My bees get their water from my neighbor's koi pond. He doesn't mind it much, claims they're fun to watch, and I give him honey whenever I get a harvest. But it got me wondering... how many hives would take before they make a noticeable dent in a pool of water? I'm guessing the pond is 6'x12' and a few feet deep. I've never given water to bees before, so I don't know how much they actually drink.


----------



## RayMarler (Jun 18, 2008)

I have been told the bees will drink their weight in water each day. I've not read any official test reports.


----------



## lazy shooter (Jun 3, 2011)

If bee drink their weight in water each day and if a three pound package is 10,000 bees then: A big hive of 80,000 bees would drink 24 pounds of water per day, at 8.33 pounds/gallon or approximately three gallons per day per hive. Each vertical foot of depth in a six by 12 foot pool is equal to 538 gallons. Or 45 gallons per inch. Therefore, using the above assumptions, one hive would lower the pool water level about .07 inches per day. It's insignificant.


----------



## libhart (Apr 22, 2010)

It was great fun to read your response lazy shooter....I love math.


----------



## lazy shooter (Jun 3, 2011)

libhart said:


> It was great fun to read your response lazy shooter....I love math.


I too love math. I've spent my working career keeping up with fluid volumes in mud tanks on drilling rigs.
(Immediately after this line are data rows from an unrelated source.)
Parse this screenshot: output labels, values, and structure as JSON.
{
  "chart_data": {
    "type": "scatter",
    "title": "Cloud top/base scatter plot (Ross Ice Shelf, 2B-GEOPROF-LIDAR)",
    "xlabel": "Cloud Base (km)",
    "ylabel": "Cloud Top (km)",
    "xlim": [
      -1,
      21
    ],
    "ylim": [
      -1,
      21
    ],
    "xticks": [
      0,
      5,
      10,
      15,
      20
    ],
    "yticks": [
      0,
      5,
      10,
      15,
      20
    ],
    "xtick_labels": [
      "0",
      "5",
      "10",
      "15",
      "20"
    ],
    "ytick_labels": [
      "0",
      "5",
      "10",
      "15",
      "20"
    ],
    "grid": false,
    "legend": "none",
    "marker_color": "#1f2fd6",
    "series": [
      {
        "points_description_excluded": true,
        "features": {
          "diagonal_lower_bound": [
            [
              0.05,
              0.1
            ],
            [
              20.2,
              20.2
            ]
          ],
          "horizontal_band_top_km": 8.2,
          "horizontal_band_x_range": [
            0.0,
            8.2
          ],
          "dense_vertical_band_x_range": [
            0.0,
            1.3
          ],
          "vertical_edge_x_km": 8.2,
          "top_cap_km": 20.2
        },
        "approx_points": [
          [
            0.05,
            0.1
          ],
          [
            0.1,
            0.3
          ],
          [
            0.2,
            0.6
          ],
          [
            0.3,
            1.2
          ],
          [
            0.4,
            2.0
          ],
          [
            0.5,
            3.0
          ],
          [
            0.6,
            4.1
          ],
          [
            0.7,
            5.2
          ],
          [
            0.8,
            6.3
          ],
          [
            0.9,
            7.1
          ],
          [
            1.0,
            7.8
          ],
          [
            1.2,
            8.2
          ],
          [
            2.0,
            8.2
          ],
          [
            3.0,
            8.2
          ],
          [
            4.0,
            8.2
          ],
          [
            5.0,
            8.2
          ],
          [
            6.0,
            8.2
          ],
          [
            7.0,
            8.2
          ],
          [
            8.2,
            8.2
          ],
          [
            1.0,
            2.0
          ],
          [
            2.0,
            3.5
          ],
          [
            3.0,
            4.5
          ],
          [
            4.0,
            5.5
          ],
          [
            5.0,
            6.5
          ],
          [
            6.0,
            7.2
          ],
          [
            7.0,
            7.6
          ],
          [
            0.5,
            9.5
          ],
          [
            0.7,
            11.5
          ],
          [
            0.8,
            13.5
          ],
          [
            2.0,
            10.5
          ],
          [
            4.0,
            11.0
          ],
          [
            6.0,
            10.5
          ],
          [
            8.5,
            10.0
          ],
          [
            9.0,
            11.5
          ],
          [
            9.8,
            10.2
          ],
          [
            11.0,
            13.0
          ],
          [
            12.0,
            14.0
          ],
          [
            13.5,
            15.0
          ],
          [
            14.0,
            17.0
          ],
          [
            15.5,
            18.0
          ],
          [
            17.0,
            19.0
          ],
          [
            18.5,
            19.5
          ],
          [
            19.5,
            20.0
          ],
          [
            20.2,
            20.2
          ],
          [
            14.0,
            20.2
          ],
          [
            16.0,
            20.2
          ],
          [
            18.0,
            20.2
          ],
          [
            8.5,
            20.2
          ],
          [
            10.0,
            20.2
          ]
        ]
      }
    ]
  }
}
When drilling if the well is coming to you, as in a potential blowout, the mud volume is increasing. If the mud volume is decreasing the formation is drinking fluid and that too is a bad deal. As a petroleum engineer supervising drilling operations, I have been calculating fluid volumes in odd shaped tanks and pipe sizes for decades.


----------



## rwurster (Oct 30, 2010)

8 of my hives were drinking about 2 gallons a day before March 15th. Since the irrigation ditch is full and the 200 acres of alfalfa around my apiary is being irrigated they drink a little less than a gallon a day now.


----------



## Scrapfe (Jul 25, 2008)

Clay said:


> My bees get their water from my neighbor's koi pond...


Same here.
You shouldn’t feel bad about your bees drinking from your neighbor’s koi pond. Besides drinking your neighbor’s fish pond water, some of your bees are literally feeding your neighbor’s fish. Isn't that called a win win? 

IMHO, a little free honey is well worth having a dependable water source near you, especially a source as natural, as safe, and as dependable as a koi pond, and you don’t even have to maintain it. :applause:


----------



## Clay (Feb 18, 2011)

lazy shooter said:


> using the above assumptions, one hive would lower the pool water level about .07 inches per day.


Wow! that wasn't lazy math. haha, thanks for the calculations :thumbsup:

Scrapfe - I agree, I think it's a good trade.


----------



## DLMKA (Feb 7, 2012)

Either way, it's probably less than the evaporation rate on a sunny day.


----------



## Baldursson (Nov 22, 2011)

hmmmmmmm does 100% of the bees in a hive go out to drink? Do nurse and house bees leave for a sip of water? If not then you would be affecting it even less.


----------